India's industrial output growth stood at 3.8% in January, unchanged month-on-month, indicating the steady pace of growth for the Indian economy.
The latest factory output, based on the Index of Industrial Production (IIP), indicated a sustained increase in manufacturing momentum into January, following a revival in December after a slowdown in the preceding months.
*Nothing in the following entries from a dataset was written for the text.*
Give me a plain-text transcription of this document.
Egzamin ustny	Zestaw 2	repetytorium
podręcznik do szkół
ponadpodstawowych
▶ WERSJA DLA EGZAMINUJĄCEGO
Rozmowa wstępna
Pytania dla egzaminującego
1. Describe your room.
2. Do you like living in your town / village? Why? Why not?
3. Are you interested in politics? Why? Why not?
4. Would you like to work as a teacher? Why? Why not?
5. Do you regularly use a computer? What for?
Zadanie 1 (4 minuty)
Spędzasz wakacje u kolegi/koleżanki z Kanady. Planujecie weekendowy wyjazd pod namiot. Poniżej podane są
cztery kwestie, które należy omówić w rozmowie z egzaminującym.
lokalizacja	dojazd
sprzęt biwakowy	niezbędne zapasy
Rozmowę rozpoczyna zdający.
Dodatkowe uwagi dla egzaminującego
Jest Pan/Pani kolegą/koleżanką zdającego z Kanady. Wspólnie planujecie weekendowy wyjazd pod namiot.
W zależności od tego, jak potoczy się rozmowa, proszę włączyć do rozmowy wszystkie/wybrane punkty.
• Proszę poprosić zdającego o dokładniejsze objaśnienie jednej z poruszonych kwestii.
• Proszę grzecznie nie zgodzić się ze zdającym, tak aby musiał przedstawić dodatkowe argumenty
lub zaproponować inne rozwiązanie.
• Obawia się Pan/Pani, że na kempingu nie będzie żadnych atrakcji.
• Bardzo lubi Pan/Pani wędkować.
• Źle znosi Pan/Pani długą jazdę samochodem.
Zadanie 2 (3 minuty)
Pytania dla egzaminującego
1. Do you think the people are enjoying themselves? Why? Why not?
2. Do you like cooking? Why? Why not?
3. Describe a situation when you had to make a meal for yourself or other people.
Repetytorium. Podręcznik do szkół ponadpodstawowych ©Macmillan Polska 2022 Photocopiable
In the April-January period, factory output expanded 5.9%, a notch above the 5.5% figure in the same time a year earlier.
Output in manufacturing rose 3.2%, mining grew 5.9%, and power 5.6%. The manufacturing sector accounts for over 77% of the industrial output.
The major boost to manufacturing came from motor vehicles, trailers and semi-trailers, transport equipment as well as furniture, which may be linked with performance of the housing sector.
Eight of the 23 sectors had negative growth rates including food, garments, paper, coke, chemicals and electronics, which is also incentivized by the Production-Linked Incentive (PLI) scheme.
The annual growth of capital, intermediate and consumer durable goods at 4.1%, 4.8% and 10.9% were at three-month highs in January. Output of intermediate goods picked up due to higher exports in January coupled with a favourable base effect, experts noted.
Consumer non-durables registered a contraction of 0.3% year-on-year in January from a on-year growth of 2.4% a month ago, indicating muted consumption demand especially from the household belonging to the lower 50% of the income bracket. But, high-frequency indicators such as petroleum consumption, coal, steel production, grew in the range of 5.7%-13.8% in February 2024.
“The silver lining of the January 2024 IIP data though is that the output level of all use-based segments are above the pre-COVID level (February 2020) after a gap of 33 months. Overall, the factory output was 14.0% higher than the pre-COVID level in January 2024. At the 2-digit level, 13 industries had a production level higher than the pre-COVID period,” said Sunil Kumar Sinha, principal economist at India Ratings and Research.
In the coming months infrastructure industries are expected to get a boost as states and Centre would look to meet their annual capex targets. This is likely to keep IIP growth rates between 5% and 6% in the remaining two months of FY24.